The past decade in real estate transactions has been an attempt by every disruptor to make every other bit of the transaction far more efficient without having to displace the LOS - the loan origination system housed inside a lender and bank.
Blend is probably the best example of this. Blend initially tackled the user interface for the mortgage process; things like applications, rate shopping, and more.4 In many respects, digitizing these aspects was highly critical in order to move deeper into the banks and lenders. After all, if most of the intake information is digitized and not contingent upon re-entering paperwork into the LOS, it stands to reason that the backend of the loan process can be far more digitized too.
None of this would really matter if there wasn’t reason to believe that mortgage lending could be far more automated than it is today. Mortgage lending is fairly rule-based. Does this person’s FICO score, job, and debt-to-income ratio broadly ensure that they can make mortgage payments? Insofar as you have some rule set dictating lending, you can envision a next-generation LOS automating far more of the process.
A couple of things tend to matter for automating lending:
I have to ensure that the data is airtight and collected without a ton of manual operations.
I have to know a fair amount about the asset I am lending funds to purchase. Housing is illiquid, how can I reliably obtain an appraisal?
I have to be able to settle the funds into the proper escrow account and ideally setup servicing operations.
I have to be able to demonstrate that this loan was given in a compliant manner and run reporting on the loans I am giving out.
Suffice to say, the LOS systems don’t exactly support this sort of infrastructure. You need a combination of integrations into products like Blend for information intake, ML and a workflow engine to help ensure you are nearing automation, and a really great risk engine to help ensure that this is all done in a safe manner.
That’s what Vesta is building and it’s perhaps one of the more challenging problems to crack. Displacing a system of record is never easy, but displacing a system of record that trillions of dollars of assets rely upon is a true feat.
If they are successful, you can imagine the customer experience nearing an ecommerce-esque experience and the backend of mortgage lending nearing complete automation.

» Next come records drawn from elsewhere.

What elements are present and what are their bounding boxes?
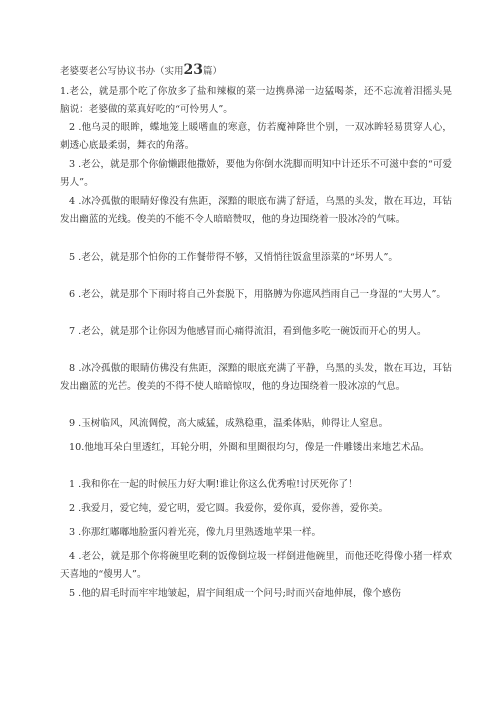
document-title: [60, 62, 222, 78]
paragraph-4: 4 .冰冷孤傲的眼睛好像没有焦距，深黯的眼底布满了舒适，乌黑的头发，散在耳边，耳钻发出幽蓝的光线。俊美的不能不令人暗暗赞叹，他的身边围绕着一股冰冷的气味。: [60, 196, 452, 225]
paragraph-10: 10.他地耳朵白里透红，耳轮分明，外圈和里圈很均匀，像是一件雕镂出来地艺术品。: [69, 442, 430, 453]
paragraph-6: 6 .老公，就是那个下雨时将自己外套脱下，用胳膊为你遮风挡雨自己一身湿的“大男人”。: [69, 289, 446, 300]
title-suffix: 篇）: [203, 66, 223, 77]
paragraph-3: 3 .老公，就是那个你偷懒跟他撒娇，要他为你倒水洗脚而明知中计还乐不可滋中套的“可爱男人”。: [60, 159, 452, 188]
title-number: 23: [183, 62, 203, 78]
paragraph-14: 4 .老公，就是那个你将碗里吃剩的饭像倒垃圾一样倒进他碗里，而他还吃得像小猪一样欢天喜地的“傻男人”。: [60, 551, 452, 580]
paragraph-1: 1.老公，就是那个吃了你放多了盐和辣椒的菜一边携鼻涕一边猛喝茶，还不忘流着泪摇头晃脑说：老婆做的菜真好吃的“可怜男人”。: [60, 86, 452, 115]
paragraph-11: 1 .我和你在一起的时候压力好大啊!谁让你这么优秀啦!讨厌死你了！: [69, 479, 358, 490]
paragraph-12: 2 .我爱月，爱它纯，爱它明，爱它圆。我爱你，爱你真，爱你善，爱你美。: [69, 503, 389, 514]
paragraph-8: 8 .冰冷孤傲的眼睛仿佛没有焦距，深黯的眼底充满了平静，乌黑的头发，散在耳边，耳钻发出幽蓝的光芒。俊美的不得不使人暗暗惊叹，他的身边围绕着一股冰凉的气息。: [60, 363, 452, 392]
paragraph-2: 2 .他乌灵的眼眸，蝶地笼上暖嗜血的寒意，仿若魔神降世个别，一双冰眸轻易贯穿人心，刺透心底最柔弱，舞衣的角落。: [60, 122, 452, 151]
paragraph-13: 3 .你那红嘟嘟地脸蛋闪着光亮，像九月里熟透地苹果一样。: [69, 527, 322, 538]
paragraph-5: 5 .老公，就是那个怕你的工作餐带得不够，又悄悄往饭盒里添菜的“坏男人”。: [69, 252, 399, 263]
paragraph-9: 9 .玉树临风，风流倜傥，高大威猛，成熟稳重，温柔体贴，帅得让人窒息。: [69, 418, 389, 429]
paragraph-15: 5 .他的眉毛时而牢牢地皱起，眉宇间组成一个问号;时而兴奋地伸展，像个感伤: [69, 588, 402, 599]
title-prefix: 老婆要老公写协议书办（实用: [60, 66, 184, 77]
paragraph-7: 7 .老公，就是那个让你因为他感冒而心痛得流泪，看到他多吃一碗饭而开心的男人。: [69, 326, 427, 337]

Throw in an LLM that answers emails and chat popups, and congratulations, you’ve mostly cut out the side of the transaction and relationship that almost nobody wants to spend time on.5
Real estate transactions already involve disguising as much of the behind-the-scenes as possible. Over the next decade, it’s possible to envision software and AI enabling this vision to an even greater extent, cutting the overhead associated with much of the transaction significantly, and… probably encouraging even more realtors to start.
The relational side of the business isn’t going away, the nuances of the real estate transactional chain are here to stay, but instead we probably end up with a bunch of systems talking to each other to complete the transaction once both sides of a house purchase come to terms.

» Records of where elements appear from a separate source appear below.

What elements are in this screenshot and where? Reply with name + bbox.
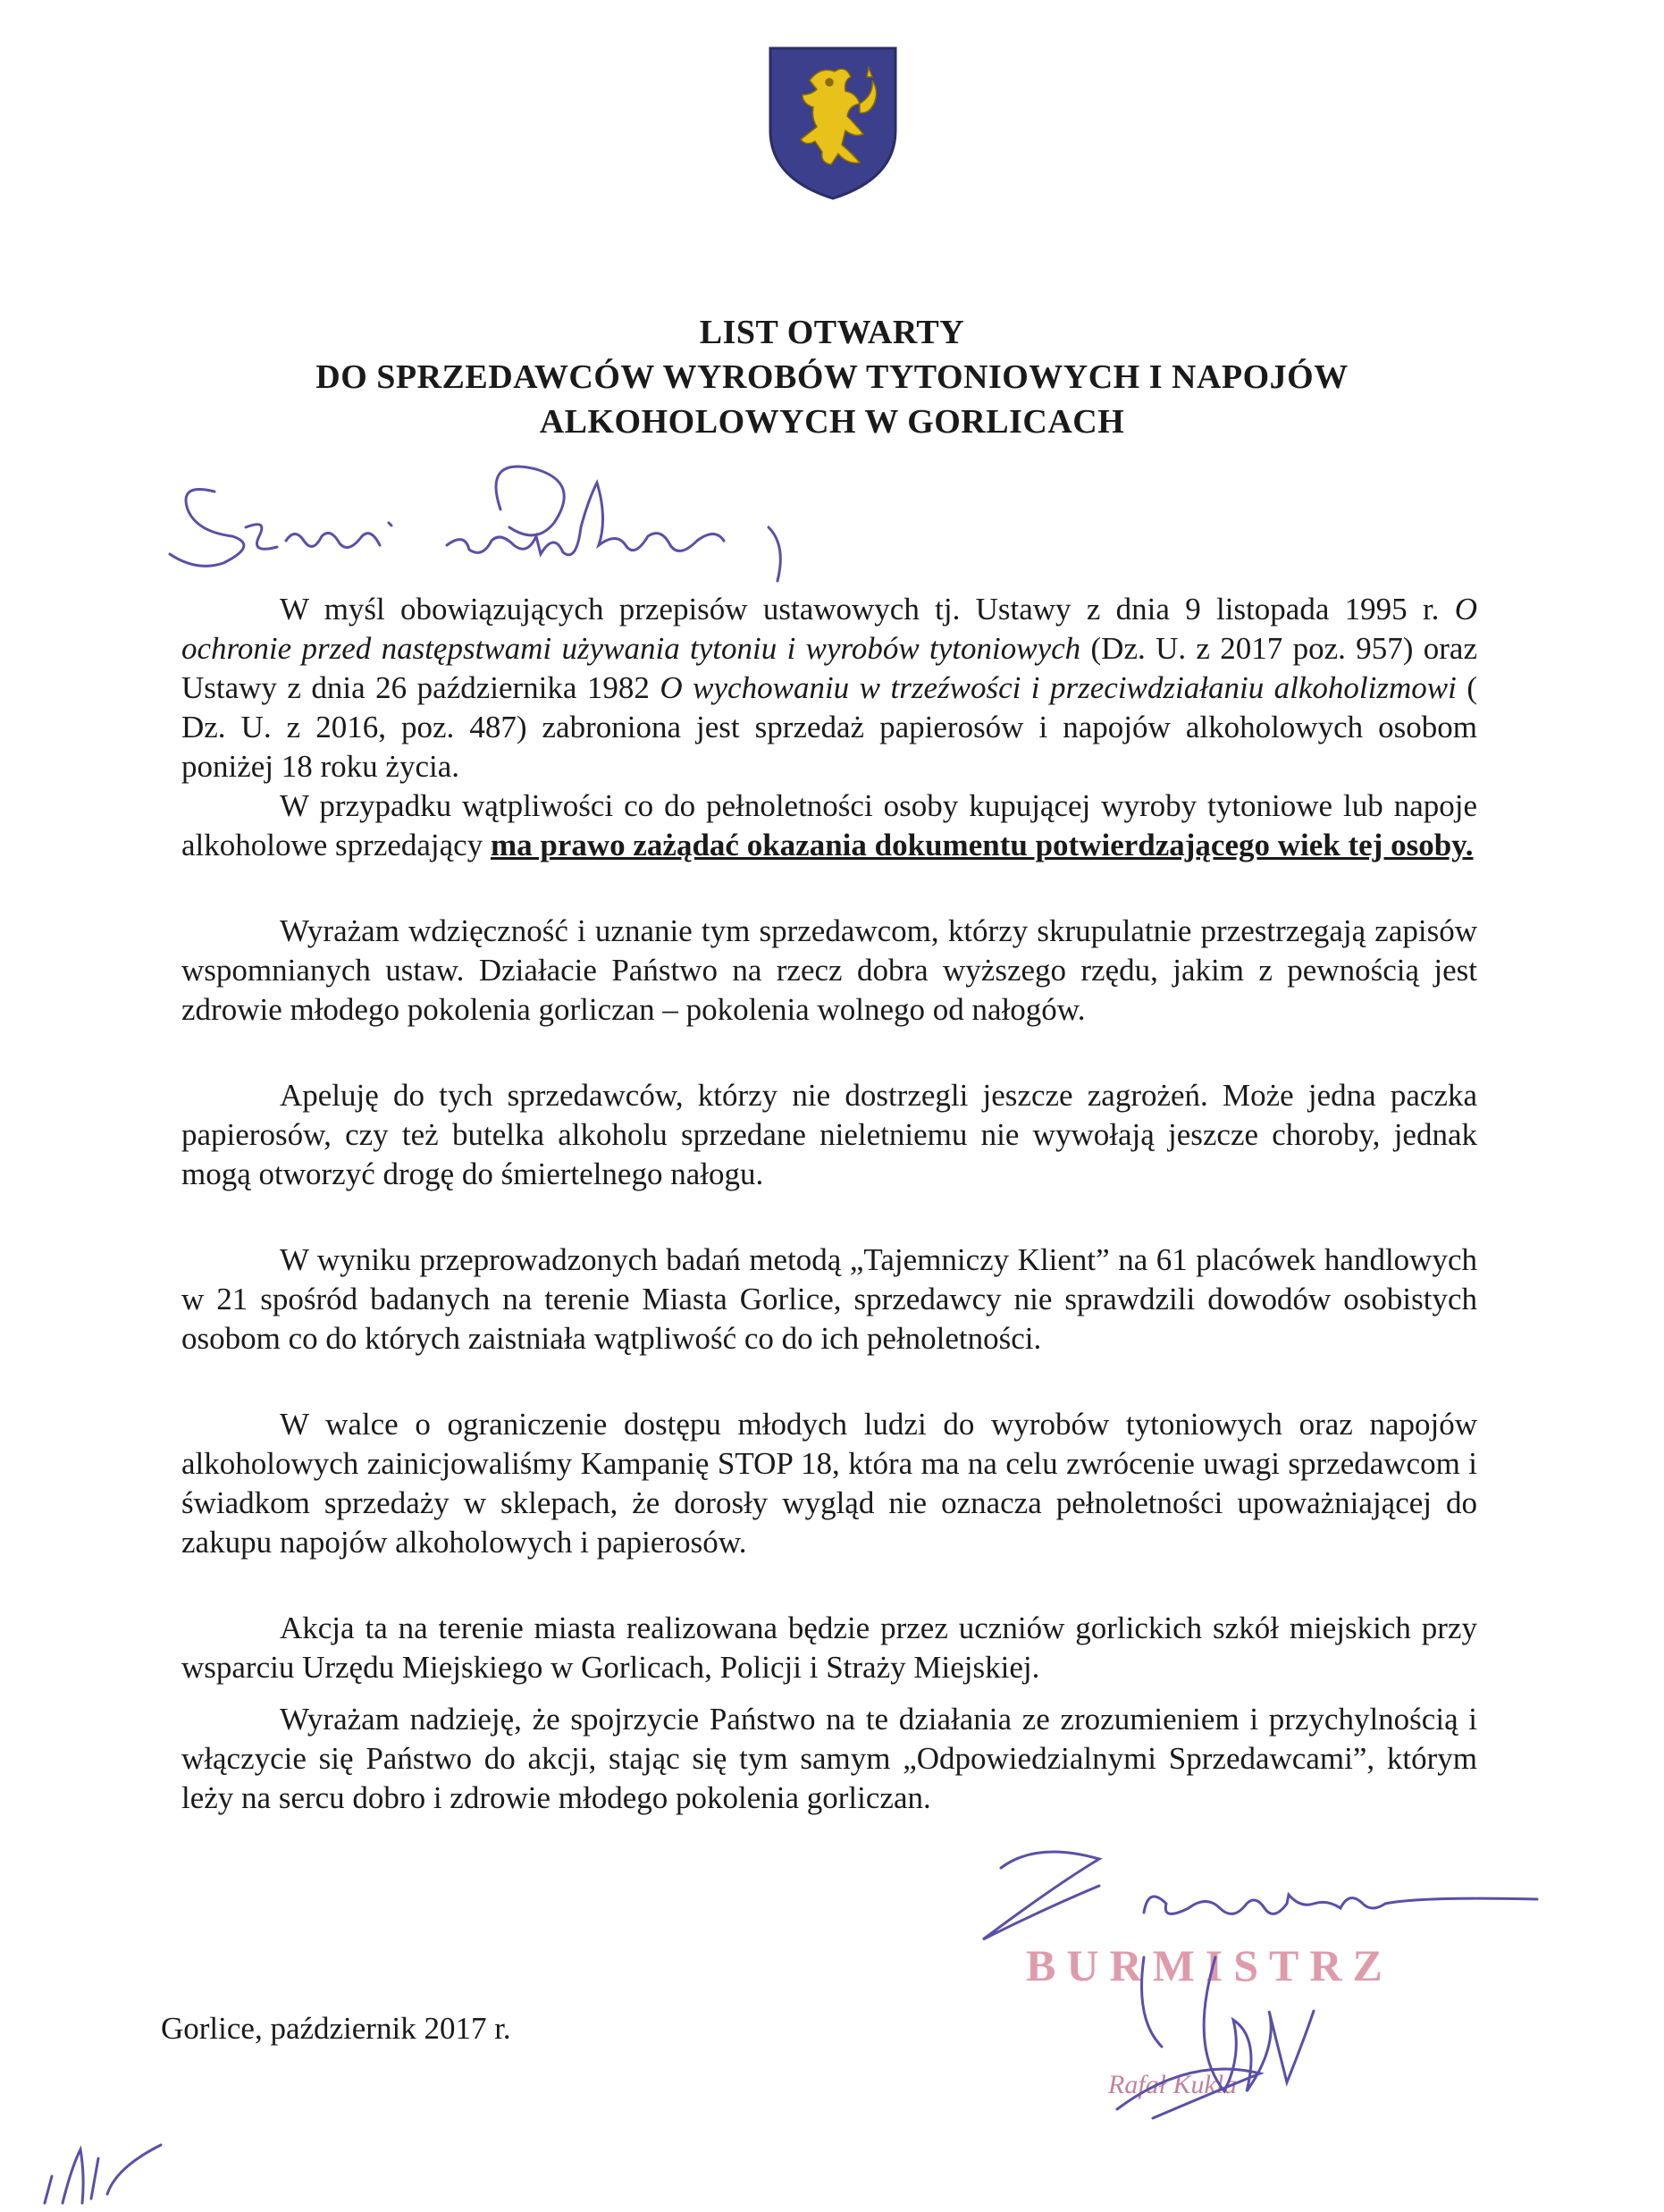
paragraph-mystery-shopper: W wyniku przeprowadzonych badań metodą „Tajemniczy Klient” na 61 placówek handlowych w 21 spośród badanych na terenie Miasta Gorlice, sprzedawcy nie sprawdzili dowodów osobistych osobom co do których zaistniała wątpliwość co do ich pełnoletności. (181, 1242, 1477, 1356)
handwritten-salutation (161, 447, 840, 599)
paragraph-action: Akcja ta na terenie miasta realizowana będzie przez uczniów gorlickich szkół miejskich przy wsparciu Urzędu Miejskiego w Gorlicach, Policji i Straży Miejskiej. (181, 1611, 1477, 1685)
coat-of-arms-crest (767, 45, 899, 202)
paragraph-stop18-campaign: W walce o ograniczenie dostępu młodych ludzi do wyrobów tytoniowych oraz napojów alkoholowych zainicjowaliśmy Kampanię STOP 18, która ma na celu zwrócenie uwagi sprzedawcom i świadkom sprzedaży w sklepach, że dorosły wygląd nie oznacza pełnoletności upoważniającej do zakupu napojów alkoholowych i papierosów. (181, 1407, 1477, 1560)
paragraph-legal-basis: W myśl obowiązujących przepisów ustawowych tj. Ustawy z dnia 9 listopada 1995 r. O ochronie przed następstwami używania tytoniu i wyrobów tytoniowych (Dz. U. z 2017 poz. 957) oraz Ustawy z dnia 26 października 1982 O wychowaniu w trzeźwości i przeciwdziałaniu alkoholizmowi ( Dz. U. z 2016, poz. 487) zabroniona jest sprzedaż papierosów i napojów alkoholowych osobom poniżej 18 roku życia. (181, 592, 1477, 784)
act-title-tobacco: O ochronie przed następstwami używania tytoniu i wyrobów tytoniowych (181, 592, 1477, 666)
letter-title (268, 310, 1396, 444)
paragraph-hope: Wyrażam nadzieję, że spojrzycie Państwo na te działania ze zrozumieniem i przychylnością i włączycie się Państwo do akcji, stając się tym samym „Odpowiedzialnymi Sprzedawcami”, którym leży na sercu dobro i zdrowie młodego pokolenia gorliczan. (181, 1702, 1477, 1815)
corner-handwritten-mark (27, 2132, 188, 2208)
stamp-name: Rafał Kukla (1108, 2070, 1238, 2099)
letter-body (181, 590, 1477, 1818)
title-line: LIST OTWARTY (699, 314, 965, 351)
place-and-date: Gorlice, październik 2017 r. (161, 2011, 511, 2046)
paragraph-right-to-id: W przypadku wątpliwości co do pełnoletności osoby kupującej wyroby tytoniowe lub napoje alkoholowe sprzedający ma prawo zażądać okazania dokumentu potwierdzającego wiek tej osoby. (181, 788, 1477, 862)
stamp-title: BURMISTRZ (1026, 1940, 1393, 1990)
signature-area (920, 1823, 1546, 2145)
paragraph-gratitude: Wyrażam wdzięczność i uznanie tym sprzedawcom, którzy skrupulatnie przestrzegają zapisów wspomnianych ustaw. Działacie Państwo na rzecz dobra wyższego rzędu, jakim z pewnością jest zdrowie młodego pokolenia gorliczan – pokolenia wolnego od nałogów. (181, 913, 1477, 1027)
title-line: ALKOHOLOWYCH W GORLICACH (539, 403, 1125, 441)
title-line: DO SPRZEDAWCÓW WYROBÓW TYTONIOWYCH I NAPOJÓW (315, 358, 1349, 396)
paragraph-appeal: Apeluję do tych sprzedawców, którzy nie dostrzegli jeszcze zagrożeń. Może jedna paczka papierosów, czy też butelka alkoholu sprzedane nieletniemu nie wywołają jeszcze choroby, jednak mogą otworzyć drogę do śmiertelnego nałogu. (181, 1078, 1477, 1191)
emphasized-right: ma prawo zażądać okazania dokumentu potwierdzającego wiek tej osoby. (490, 828, 1474, 862)
act-title-alcohol: O wychowaniu w trzeźwości i przeciwdziałaniu alkoholizmowi (660, 670, 1457, 705)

Perhaps in a world without the cultural rite of passage associated with home purchasing, you could envision automating the entire process. But in the meantime, there aren’t any robot realtors to toast your new purchase.
Or Redfin, but let’s focus on Zillow.
Of course, you have a long tail here. But the long tail’s existence has been far more predicated on how easy it is to get your realtor’s license, help your friends with their housing search, and make a 2% fee.

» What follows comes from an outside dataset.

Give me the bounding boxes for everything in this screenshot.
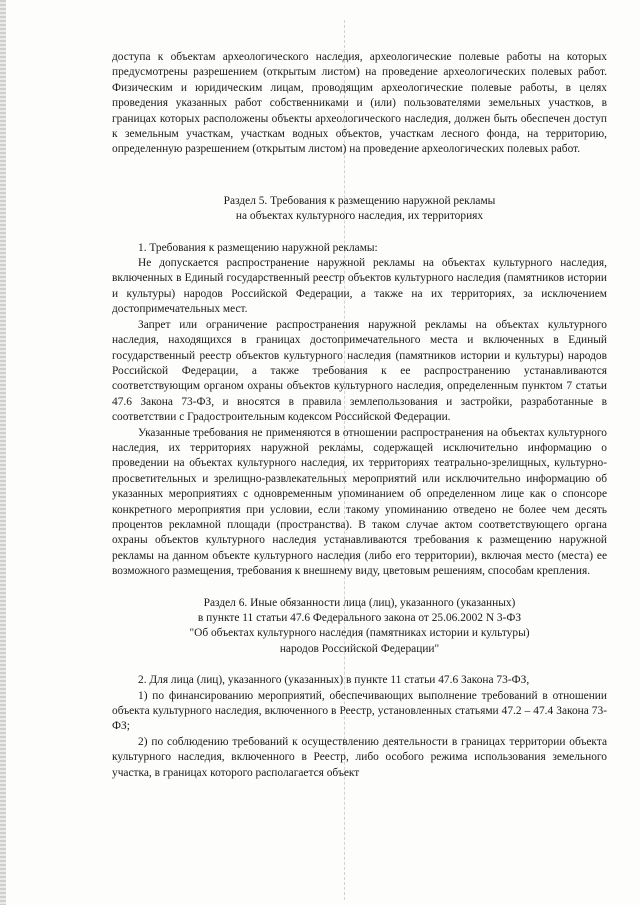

Yes, Blend has been slaughtered in the public markets. I’m a believer of what they are building in the long run. Their real opportunity should lie beyond real estate and across all sorts of bank transformation initiatives. The product is great, the real question (and what has scared every investor) is whether they can survive the mortgage recession and some past financial decisions that weigh heavy upon their future.
Mortgage lenders also don’t want to spend time here. Since, they are bundling these assets into an MBS anyways and passing on servicing obligations down the road, they could care less about the relational aspect for the most part.